As we approach our holiday break here at Boston University School of Social Work, we want to acknowledge last week’s tragedy at the Sandy Hook Elementary School in Newtown, Connecticut and to recognize publicly the sadness that we—students, faculty members, alumni and friends—are feeling as we try to comprehend the incomprehensible. As a school, we extend our deepest condolences to the families and loved ones of the victims, and to the entire Newtown community. We also want to recognize and honor the teachers and first responders, including social workers, whose stories are now emerging; clearly, they met this brutal tragedy with courage, poise, and professionalism.

As social workers, we understand that the way forward for Newtown will be long and difficult as they work to rebuild and restore in the aftermath of the tragedy. We stand in solidarity with our social work colleagues in Connecticut, and with all those who are now called upon to support the Newtown community as it forges a new, but forever changed, future.

As a society, the conversation about preventing future tragedies has already begun.

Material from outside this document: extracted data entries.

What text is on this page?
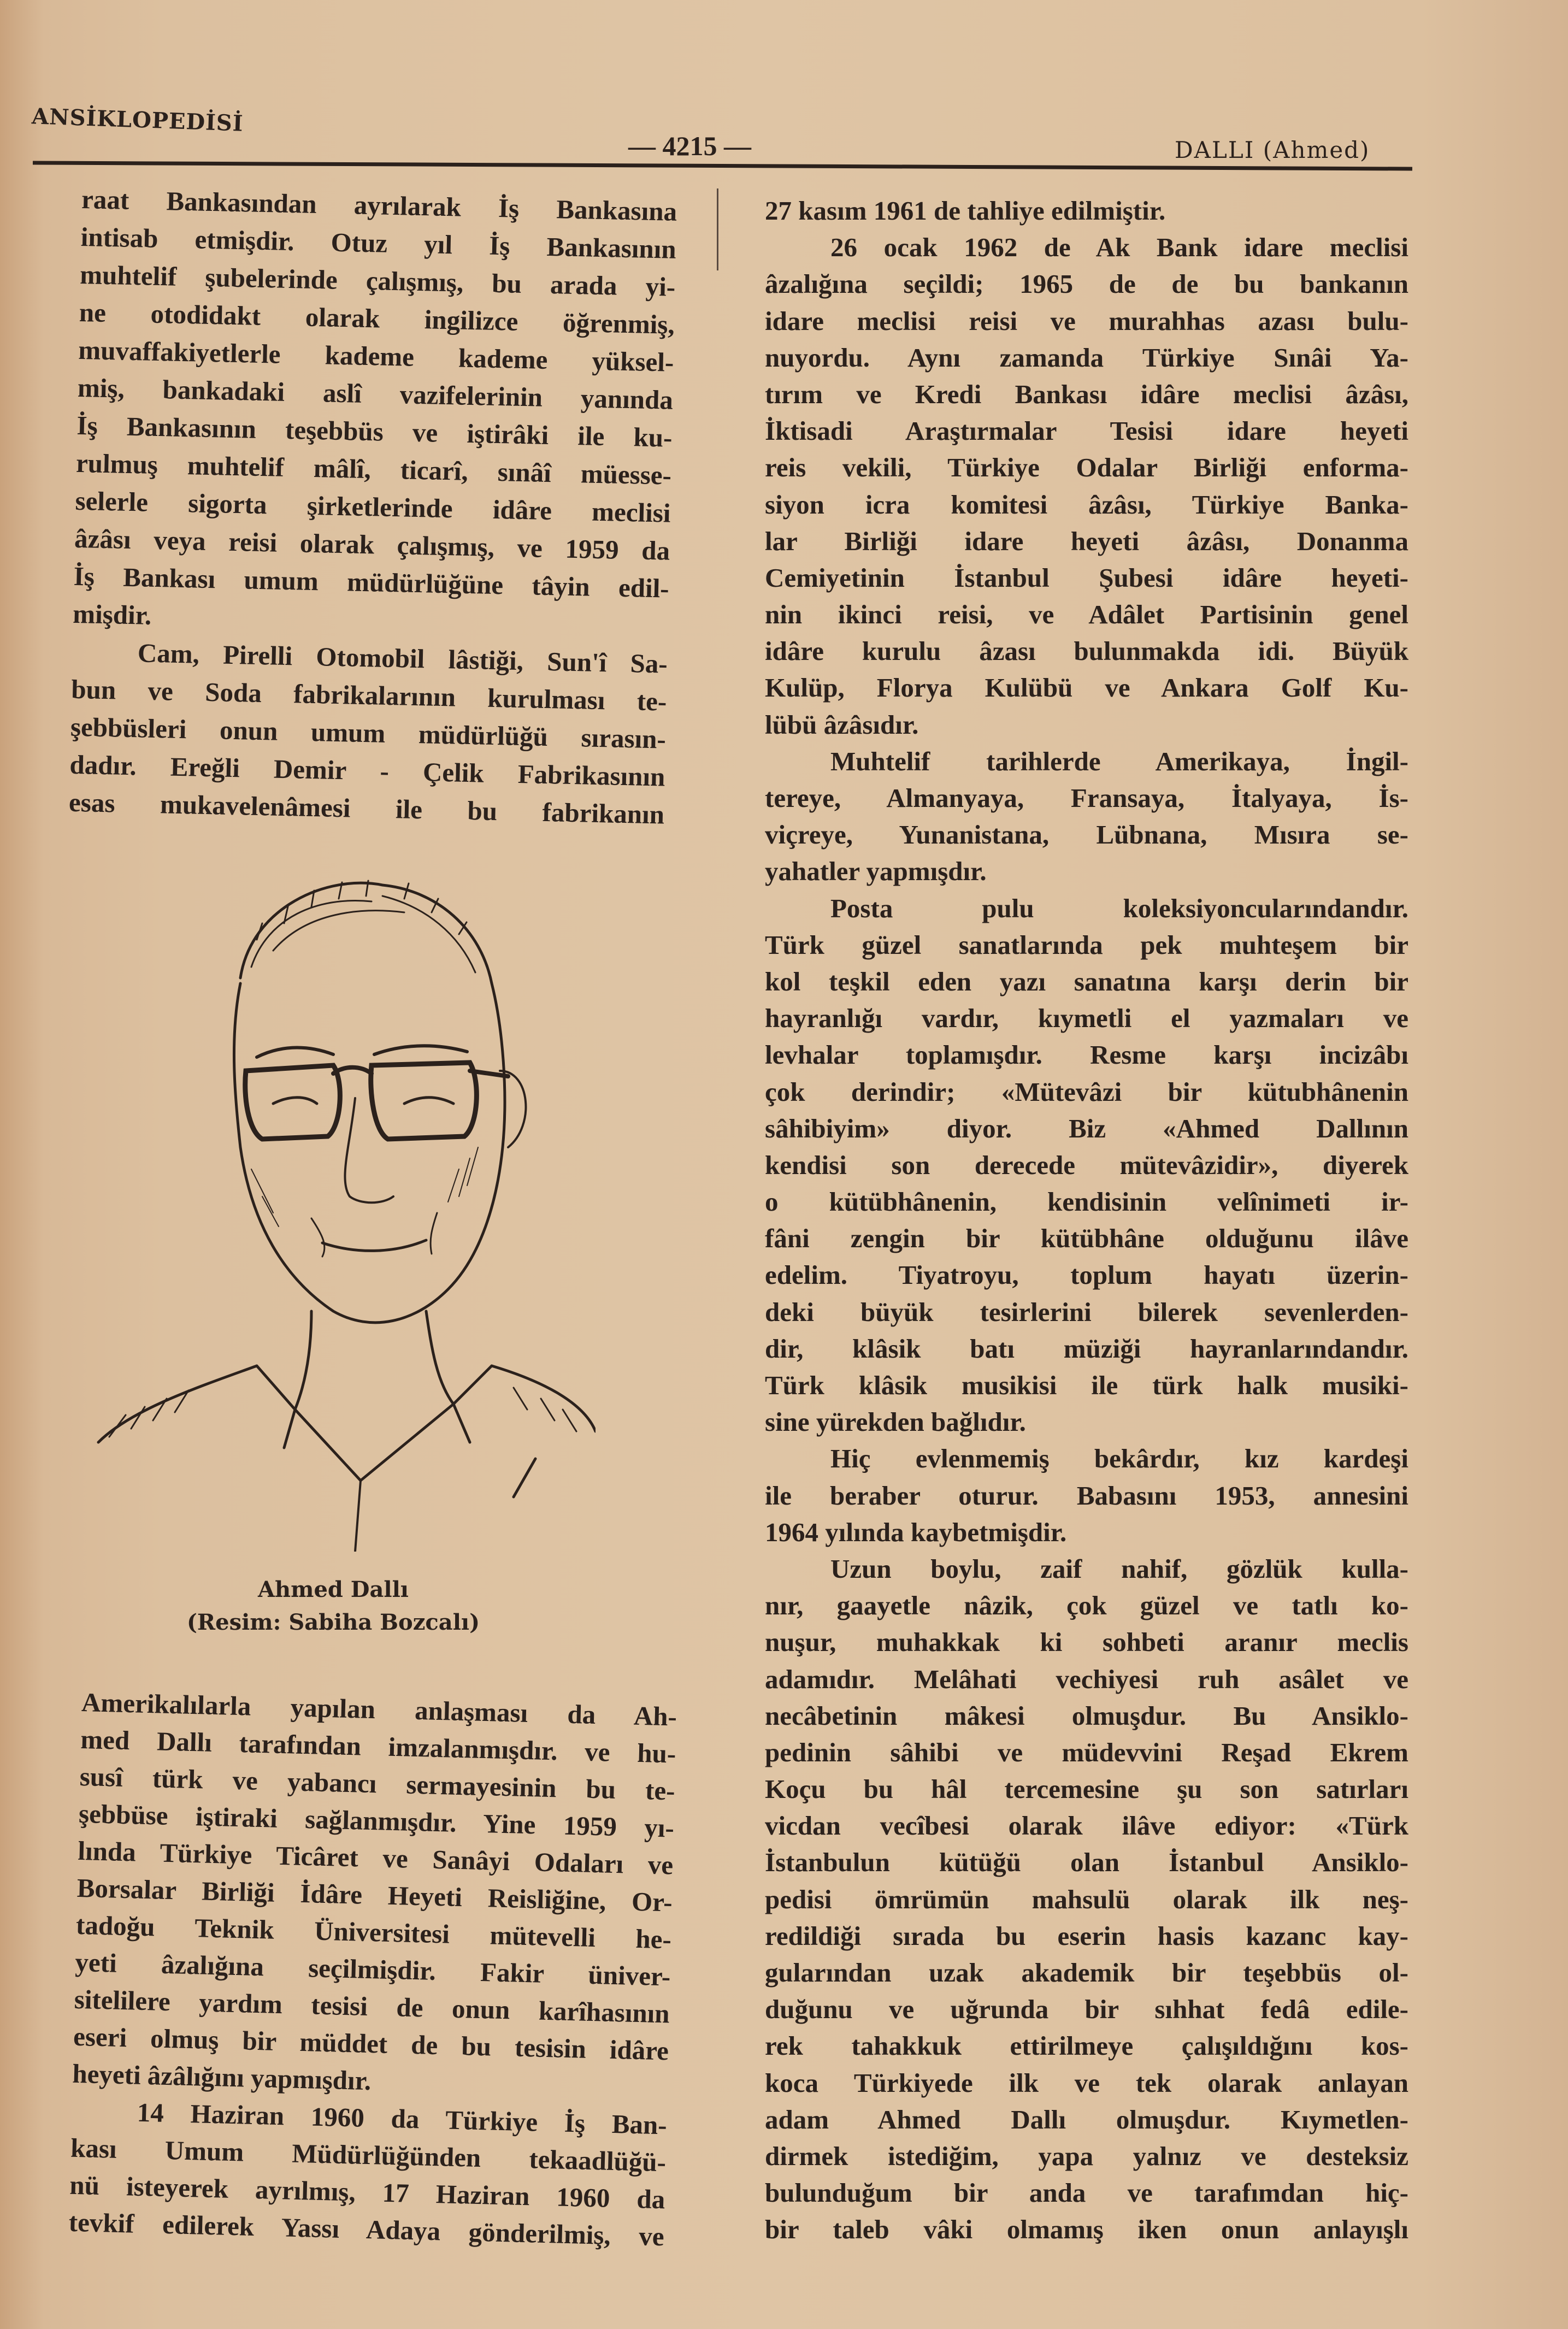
ANSİKLOPEDİSİ
— 4215 —	DALLI (Ahmed)
raat Bankasından ayrılarak İş Bankasına
intisab etmişdir. Otuz yıl İş Bankasının
muhtelif şubelerinde çalışmış, bu arada yi-
ne otodidakt olarak ingilizce öğrenmiş,
muvaffakiyetlerle kademe kademe yüksel-
miş, bankadaki aslî vazifelerinin yanında
İş Bankasının teşebbüs ve iştirâki ile ku-
rulmuş muhtelif mâlî, ticarî, sınâî müesse-
selerle sigorta şirketlerinde idâre meclisi
âzâsı veya reisi olarak çalışmış, ve 1959 da
İş Bankası umum müdürlüğüne tâyin edil-
mişdir.
Cam, Pirelli Otomobil lâstiği, Sun'î Sa-
bun ve Soda fabrikalarının kurulması te-
şebbüsleri onun umum müdürlüğü sırasın-
dadır. Ereğli Demir - Çelik Fabrikasının
esas mukavelenâmesi ile bu fabrikanın
Ahmed Dallı
(Resim: Sabiha Bozcalı)
Amerikalılarla yapılan anlaşması da Ah-
med Dallı tarafından imzalanmışdır. ve hu-
susî türk ve yabancı sermayesinin bu te-
şebbüse iştiraki sağlanmışdır. Yine 1959 yı-
lında Türkiye Ticâret ve Sanâyi Odaları ve
Borsalar Birliği İdâre Heyeti Reisliğine, Or-
tadoğu Teknik Üniversitesi mütevelli he-
yeti âzalığına seçilmişdir. Fakir üniver-
sitelilere yardım tesisi de onun karîhasının
eseri olmuş bir müddet de bu tesisin idâre
heyeti âzâlığını yapmışdır.
14 Haziran 1960 da Türkiye İş Ban-
kası Umum Müdürlüğünden tekaadlüğü-
nü isteyerek ayrılmış, 17 Haziran 1960 da
tevkif edilerek Yassı Adaya gönderilmiş, ve
27 kasım 1961 de tahliye edilmiştir.
26 ocak 1962 de Ak Bank idare meclisi
âzalığına seçildi; 1965 de de bu bankanın
idare meclisi reisi ve murahhas azası bulu-
nuyordu. Aynı zamanda Türkiye Sınâi Ya-
tırım ve Kredi Bankası idâre meclisi âzâsı,
İktisadi Araştırmalar Tesisi idare heyeti
reis vekili, Türkiye Odalar Birliği enforma-
siyon icra komitesi âzâsı, Türkiye Banka-
lar Birliği idare heyeti âzâsı, Donanma
Cemiyetinin İstanbul Şubesi idâre heyeti-
nin ikinci reisi, ve Adâlet Partisinin genel
idâre kurulu âzası bulunmakda idi. Büyük
Kulüp, Florya Kulübü ve Ankara Golf Ku-
lübü âzâsıdır.
Muhtelif tarihlerde Amerikaya, İngil-
tereye, Almanyaya, Fransaya, İtalyaya, İs-
viçreye, Yunanistana, Lübnana, Mısıra se-
yahatler yapmışdır.
Posta pulu koleksiyoncularındandır.
Türk güzel sanatlarında pek muhteşem bir
kol teşkil eden yazı sanatına karşı derin bir
hayranlığı vardır, kıymetli el yazmaları ve
levhalar toplamışdır. Resme karşı incizâbı
çok derindir; «Mütevâzi bir kütubhânenin
sâhibiyim» diyor. Biz «Ahmed Dallının
kendisi son derecede mütevâzidir», diyerek
o kütübhânenin, kendisinin velînimeti ir-
fâni zengin bir kütübhâne olduğunu ilâve
edelim. Tiyatroyu, toplum hayatı üzerin-
deki büyük tesirlerini bilerek sevenlerden-
dir, klâsik batı müziği hayranlarındandır.
Türk klâsik musikisi ile türk halk musiki-
sine yürekden bağlıdır.
Hiç evlenmemiş bekârdır, kız kardeşi
ile beraber oturur. Babasını 1953, annesini
1964 yılında kaybetmişdir.
Uzun boylu, zaif nahif, gözlük kulla-
nır, gaayetle nâzik, çok güzel ve tatlı ko-
nuşur, muhakkak ki sohbeti aranır meclis
adamıdır. Melâhati vechiyesi ruh asâlet ve
necâbetinin mâkesi olmuşdur. Bu Ansiklo-
pedinin sâhibi ve müdevvini Reşad Ekrem
Koçu bu hâl tercemesine şu son satırları
vicdan vecîbesi olarak ilâve ediyor: «Türk
İstanbulun kütüğü olan İstanbul Ansiklo-
pedisi ömrümün mahsulü olarak ilk neş-
redildiği sırada bu eserin hasis kazanc kay-
gularından uzak akademik bir teşebbüs ol-
duğunu ve uğrunda bir sıhhat fedâ edile-
rek tahakkuk ettirilmeye çalışıldığını kos-
koca Türkiyede ilk ve tek olarak anlayan
adam Ahmed Dallı olmuşdur. Kıymetlen-
dirmek istediğim, yapa yalnız ve desteksiz
bulunduğum bir anda ve tarafımdan hiç-
bir taleb vâki olmamış iken onun anlayışlı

The profession of social work has a special responsibility to question, to think aloud, and to bring our formidable tools of prevention, policy analysis, community engagement, clinical and macro skills to bear on this epidemic of violence affecting our society. We also must help to contextualize the violence in Newtown, to link it to the 30,000 deaths to gun violence that occur each year in this country, and to address critical social determinants of violence afflicting so many: poverty, racism, homophobia, trauma, and sexism.

As we depart for much-needed time with families and friends, and a break from our school year, we want to conclude with a recommendation from African American poet and writer, Maya Angelou. She suggested that given the magnitude of this tragedy, we should greet one another this week with the words, “I’m sorry for OUR loss.” We use this phrase to acknowledge how painful this is and will continue to be for the people of Newtown and truly for our nation. We believe that the best way for our profession to honor the victims of this tragedy and all victims of violence is to come together as a community with renewed energy and purpose to solve the formidable challenges we face.

We will be discussing ways in which we can address these challenges and invite input from our community.

Until then, we are sorry for our loss.